Assim, estamos diante da valorização da pessoa na família, em sentido diverso do encontrado no Código Civil brasileiro, nitidamente transpessoal. Esta valorização está coerente com as linhas gerais da Constituição Federal, uma vez que o artigo 1º, III, consagra como fundamento da República Federativa do Brasil a dignidade da pessoa humana.

Neste sentido, a proteção à pessoa, recebendo status constitucional, deve ser princípio orientador no seu tratamento em todas as esferas. A proteção aos componentes da família não constitui exceção à regra, o que conduz à sua priorização em relação ao grupo.


FAMÍLIA E DIGNIDADE DA PESSOA HUMANA

É importante consolidar a noção de família como uma comunidade, constituída em razão da vontade, onde as pessoas buscam a realização pessoal própria e daqueles que a cercam.

Como dito acima, o afeto, que começou como um sentimento unicamente interessante para aqueles que o sentiam, passou a ter importância externa e ingressou no meio jurídico. Possui, mais do que nunca, extremo valor jurídico nas relações familiares, sendo instrumentalizado pelo princípio da dignidade da pessoa humana, constitucionalmente garantido (CF, art. 1º, III).

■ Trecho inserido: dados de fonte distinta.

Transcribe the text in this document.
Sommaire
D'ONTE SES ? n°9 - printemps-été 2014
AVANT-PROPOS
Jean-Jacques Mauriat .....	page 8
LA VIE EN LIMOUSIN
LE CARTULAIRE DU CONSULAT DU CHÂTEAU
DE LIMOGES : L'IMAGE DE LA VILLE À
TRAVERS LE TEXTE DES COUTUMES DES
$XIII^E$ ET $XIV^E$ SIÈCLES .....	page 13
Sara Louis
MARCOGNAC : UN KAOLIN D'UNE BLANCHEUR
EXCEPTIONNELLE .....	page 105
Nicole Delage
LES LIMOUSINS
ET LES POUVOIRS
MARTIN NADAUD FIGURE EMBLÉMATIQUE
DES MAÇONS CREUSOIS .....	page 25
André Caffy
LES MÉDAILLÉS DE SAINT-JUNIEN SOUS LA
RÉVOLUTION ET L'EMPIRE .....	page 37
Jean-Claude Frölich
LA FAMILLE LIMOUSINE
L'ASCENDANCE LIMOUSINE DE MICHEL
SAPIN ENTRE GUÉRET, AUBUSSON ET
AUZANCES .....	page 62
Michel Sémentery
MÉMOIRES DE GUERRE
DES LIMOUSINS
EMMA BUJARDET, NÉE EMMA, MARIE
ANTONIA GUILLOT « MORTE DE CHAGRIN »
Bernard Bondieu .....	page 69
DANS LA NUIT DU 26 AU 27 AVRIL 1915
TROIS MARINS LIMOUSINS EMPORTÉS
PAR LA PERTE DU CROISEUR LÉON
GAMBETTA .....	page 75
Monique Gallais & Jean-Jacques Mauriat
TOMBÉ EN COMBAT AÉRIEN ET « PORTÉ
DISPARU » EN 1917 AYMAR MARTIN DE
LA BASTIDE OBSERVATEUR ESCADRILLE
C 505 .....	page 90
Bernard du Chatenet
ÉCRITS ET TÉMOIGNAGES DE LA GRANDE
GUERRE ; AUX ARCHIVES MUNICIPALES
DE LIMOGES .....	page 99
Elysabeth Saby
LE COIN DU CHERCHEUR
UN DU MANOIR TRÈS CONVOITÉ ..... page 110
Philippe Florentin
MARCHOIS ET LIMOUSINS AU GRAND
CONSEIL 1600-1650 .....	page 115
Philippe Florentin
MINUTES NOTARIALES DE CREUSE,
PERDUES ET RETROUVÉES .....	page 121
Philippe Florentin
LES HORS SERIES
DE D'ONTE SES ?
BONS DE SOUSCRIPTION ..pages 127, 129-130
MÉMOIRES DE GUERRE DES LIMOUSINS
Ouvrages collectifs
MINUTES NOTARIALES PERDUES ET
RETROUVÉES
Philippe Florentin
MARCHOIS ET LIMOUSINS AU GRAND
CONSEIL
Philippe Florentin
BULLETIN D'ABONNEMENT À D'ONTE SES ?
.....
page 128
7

Cabe a nós destacarmos a importância do princípio da dignidade da pessoa humana, tendo em vista, entre outros, pela intimidade existente com o direito de família constitucionalizado. Tal princípio exerce importante função instrumental integradora e hermenêutica na ordem jurídica como um todo e, especialmente, no direito de família como veremos.

[...] na medida em que serve de parâmetro para aplicação, interpretação e integração não apenas dos direitos fundamentais e das demais normas constitucionais, mas de todo o ordenamento jurídico. De modo todo especial, o princípio da dignidade da pessoa humana [...] acaba por servir de referencial inarredável no âmbito da indispensável hierarquização axiológica inerente ao processo hermenêutico-sistemático. (Sarlet, 2002, p. 83).

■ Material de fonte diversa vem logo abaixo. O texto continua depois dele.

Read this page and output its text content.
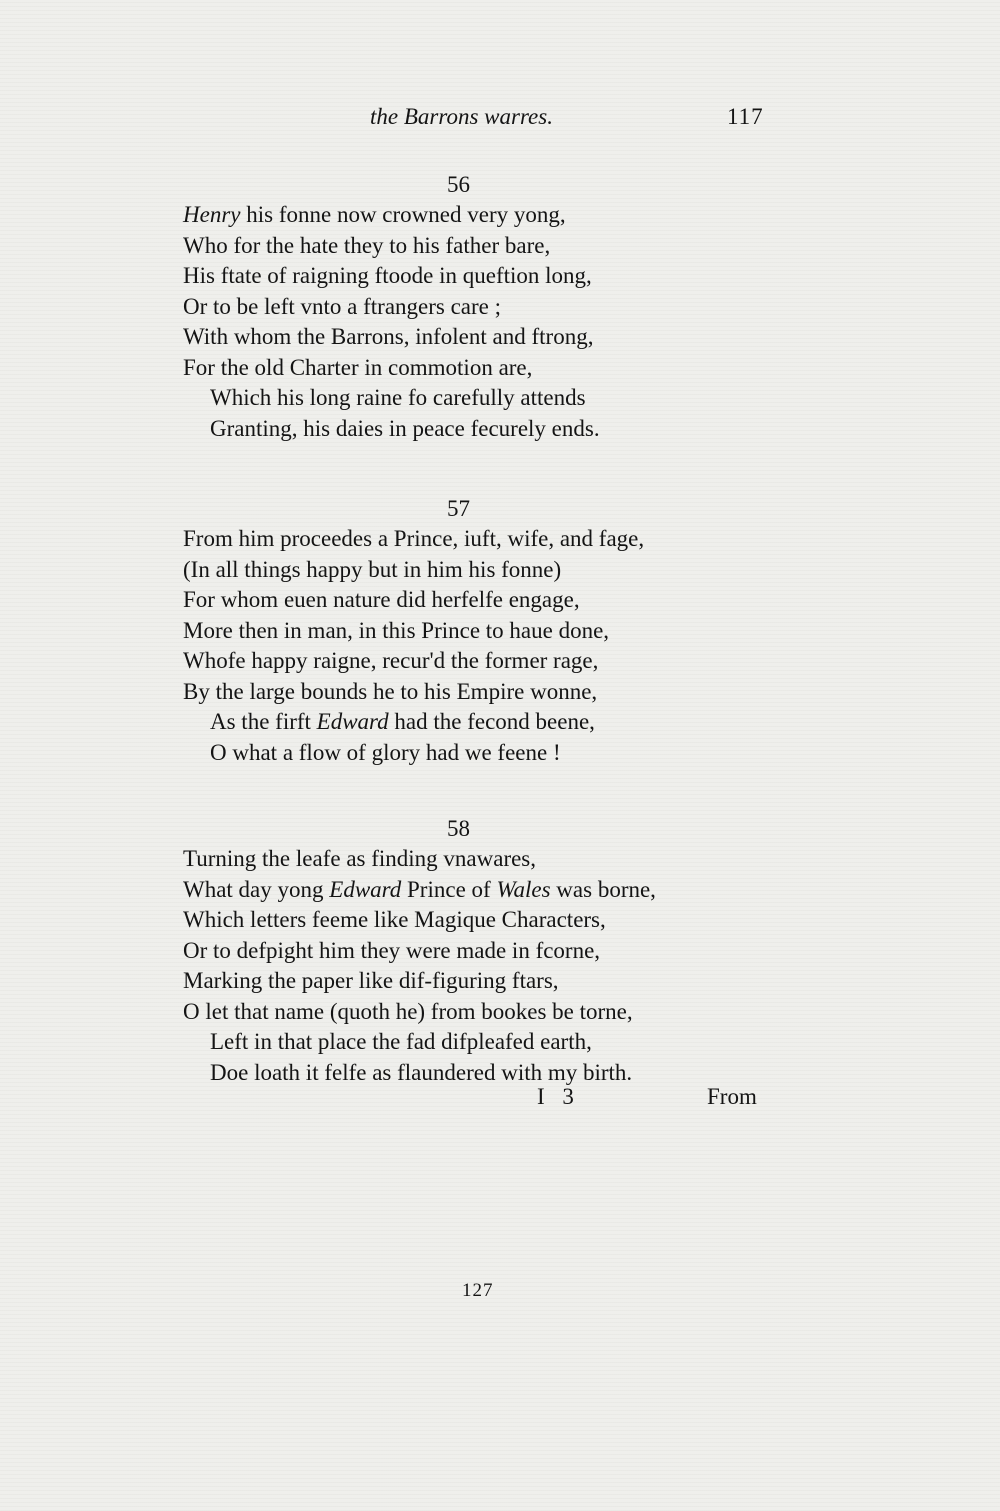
the Barrons warres.	117
56
Henry his fonne now crowned very yong,
Who for the hate they to his father bare,
His ftate of raigning ftoode in queftion long,
Or to be left vnto a ftrangers care ;
With whom the Barrons, infolent and ftrong,
For the old Charter in commotion are,
Which his long raine fo carefully attends
Granting, his daies in peace fecurely ends.
57
From him proceedes a Prince, iuft, wife, and fage,
(In all things happy but in him his fonne)
For whom euen nature did herfelfe engage,
More then in man, in this Prince to haue done,
Whofe happy raigne, recur'd the former rage,
By the large bounds he to his Empire wonne,
As the firft Edward had the fecond beene,
O what a flow of glory had we feene !
58
Turning the leafe as finding vnawares,
What day yong Edward Prince of Wales was borne,
Which letters feeme like Magique Characters,
Or to defpight him they were made in fcorne,
Marking the paper like dif-figuring ftars,
O let that name (quoth he) from bookes be torne,
Left in that place the fad difpleafed earth,
Doe loath it felfe as flaundered with my birth.
I 3	From
127
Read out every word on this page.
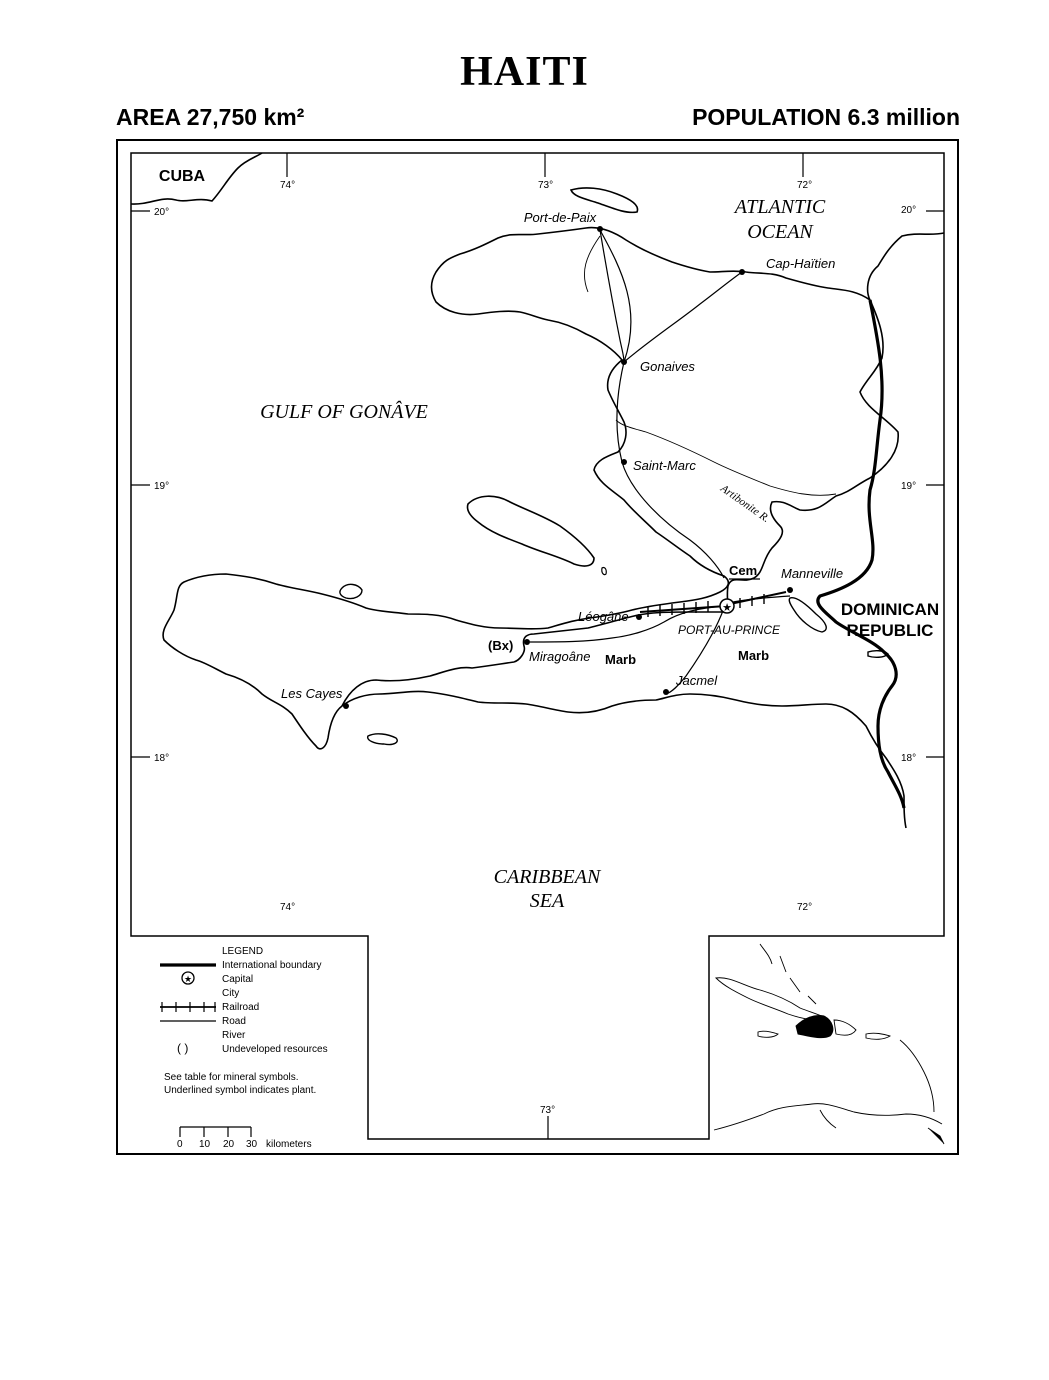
HAITI
AREA 27,750 km²	POPULATION 6.3 million
★
ATLANTIC
OCEAN
GULF OF GONÂVE
CARIBBEAN
SEA
CUBA
DOMINICAN
REPUBLIC
Port-de-Paix
Cap-Haïtien
Gonaives
Saint-Marc
Manneville
Léogâne
PORT-AU-PRINCE
Miragoâne
Jacmel
Les Cayes
Artibonite R.
Cem
Marb	Marb
(Bx)
74°	73°	72°
20°	20°
19°	19°
18°	18°
74°	72°
73°
LEGEND
International boundary
★	Capital
City
Railroad
Road
River
( )	Undeveloped resources
See table for mineral symbols.
Underlined symbol indicates plant.
0 10 20 30 kilometers
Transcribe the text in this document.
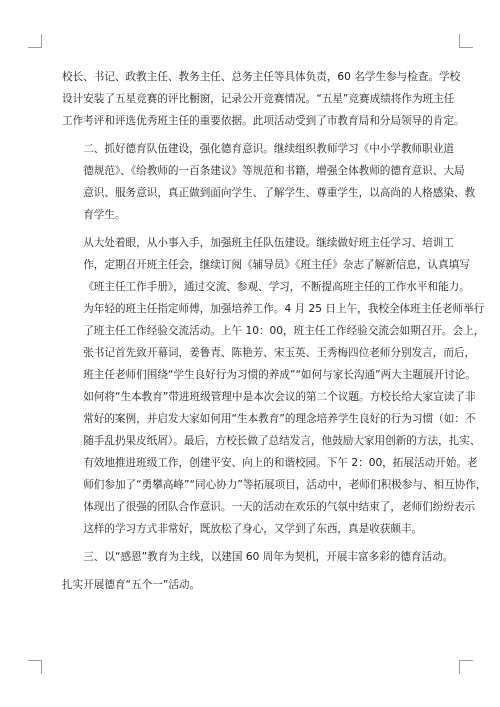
校长、书记、政教主任、教务主任、总务主任等具体负责，60 名学生参与检查。学校
设计安装了五星竞赛的评比橱窗，记录公开竞赛情况。“五星”竞赛成绩将作为班主任
工作考评和评选优秀班主任的重要依据。此项活动受到了市教育局和分局领导的肯定。

二、抓好德育队伍建设，强化德育意识。继续组织教师学习《中小学教师职业道
德规范》、《给教师的一百条建议》等规范和书籍，增强全体教师的德育意识、大局
意识、服务意识，真正做到面向学生、了解学生、尊重学生，以高尚的人格感染、教
育学生。

从大处着眼，从小事入手，加强班主任队伍建设。继续做好班主任学习、培训工
作，定期召开班主任会，继续订阅《辅导员》《班主任》杂志了解新信息，认真填写
《班主任工作手册》，通过交流、参观、学习，不断提高班主任的工作水平和能力。
为年轻的班主任指定师傅，加强培养工作。4 月 25 日上午，我校全体班主任老师举行
了班主任工作经验交流活动。上午 10：00，班主任工作经验交流会如期召开。会上，
张书记首先致开幕词，姜鲁青、陈艳芳、宋玉英、王秀梅四位老师分别发言，而后，
班主任老师们围绕“学生良好行为习惯的养成”“如何与家长沟通”两大主题展开讨论。
如何将“生本教育”带进班级管理中是本次会议的第二个议题。方校长给大家宣读了非
常好的案例，并启发大家如何用“生本教育”的理念培养学生良好的行为习惯（如：不
随手乱扔果皮纸屑）。最后，方校长做了总结发言，他鼓励大家用创新的方法，扎实、
有效地推进班级工作，创建平安、向上的和谐校园。下午 2：00，拓展活动开始。老
师们参加了“勇攀高峰”“同心协力”等拓展项目，活动中，老师们积极参与、相互协作，
体现出了很强的团队合作意识。一天的活动在欢乐的气氛中结束了，老师们纷纷表示
这样的学习方式非常好，既放松了身心，又学到了东西，真是收获颇丰。

三、以“感恩”教育为主线，以建国 60 周年为契机，开展丰富多彩的德育活动。

扎实开展德育“五个一”活动。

Constata-se, pois, um importante papel do princípio da dignidade da pessoa humana, inclusive nas relações intersubjetivas. O critério hermenêutico, servindo como fundamento basilar para solução de algumas questões controvertidas.

Dentre as funções exercidas pelo princípio fundamental da dignidade da pessoa humana, destaca-se, pela sua magnitude, o fato de ser, simultaneamente, elemento que confere unidade de sentido e legitimidade a uma determinada ordem constitucional. Confere unidade de sentido, de valor e de concordância prática ao sistema de direitos fundamentais, que, por sua vez, repousa na dignidade da pessoa humana. (Sarlet, 2002, p. 79).

Ainda, possui caráter cogente, comparado em importância e abrangência ao direito à vida, precedendo ambos aos demais princípios capitulados no caput do art. 5º. Não é admissível o direito à vida dissociado da dignidade sem o comprometimento do Estado de Direito. Porém, o direito à vida encontra exceção, art. 5º, inciso XLVII, alínea "a", onde a pena de morte é permitida em caso de guerra declarada, não cabendo exceção à dignidade. (Nascimento, 2004, p. 15).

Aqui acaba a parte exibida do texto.